Writing copy includes the words on the webpages, as well as in the meta data. It’s imperative that the keywords are included within the text on the website in order to match the meta data - title tag and description.
Think about what words you’d want to be searched for when someone is looking for a photographer in the western suburbs or a place to eat in Hinsdale. Google uses long-tail keywords - meaning getting inside the head of an individual and what questions they might write within the search result. Don’t focus so much on two words like “restaurant La Grange”, rather focus on embedding words like “what is the best restaurant in La Grange”. If you have a blog, this is going to be a great place for you to optimize for these words.
Then, see how your competitors are ranking and for what keywords. We have some tools that will analyze your competitors for their keywords to assist you with developing your list. Do your market research in order to compete.
Finally, ask your family, friends, business acquaintances. If you’re a new business, tell them a little about it and ask what they would search to find you. If you’re already established, ask your current clients or customers how they find you when they search in search engines. Actual experience trumps everything.

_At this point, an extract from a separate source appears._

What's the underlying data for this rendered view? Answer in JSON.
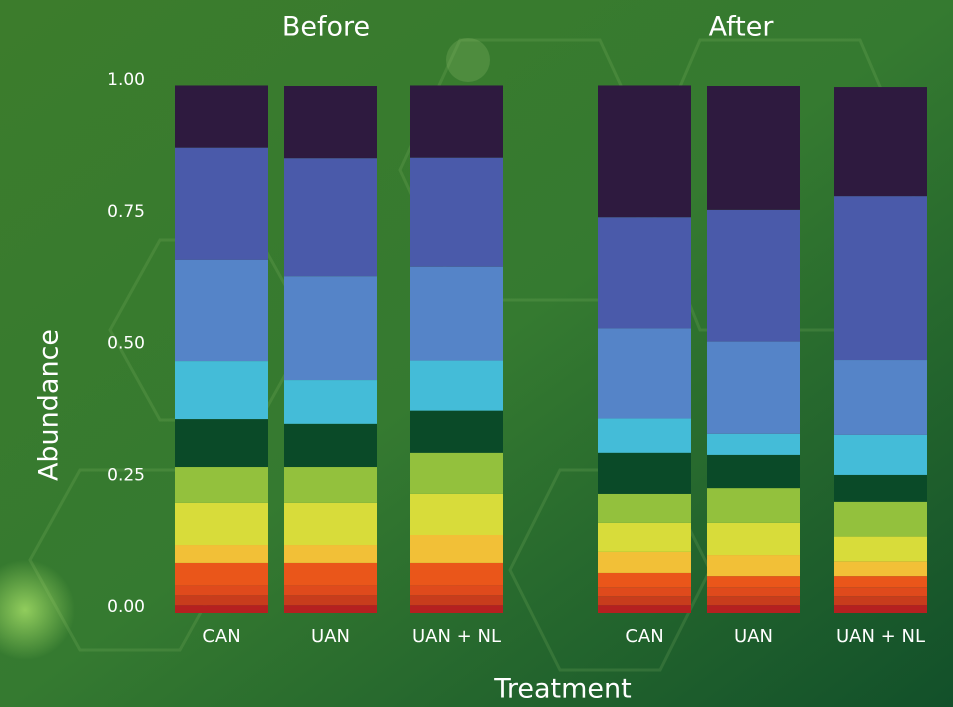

Optimize by starting with the low-hanging fruit. See where you website is already successful by trying out a few keywords in a search engine. On Page One already? GREAT! Keep going by adding more density for those keywords.
What you don’t want to do it write “SEO Firm, SEO Firm, SEO Firm, SEO Firm” …. over and over again. Your words needs to be written as actual content and not spammy like mentioned above.
Start with 10-15 words and slowly add on another 10-15, etc. This will allow you to accomplish your goal for some keywords, see the ROI, determine the next ones, and keep chugging along.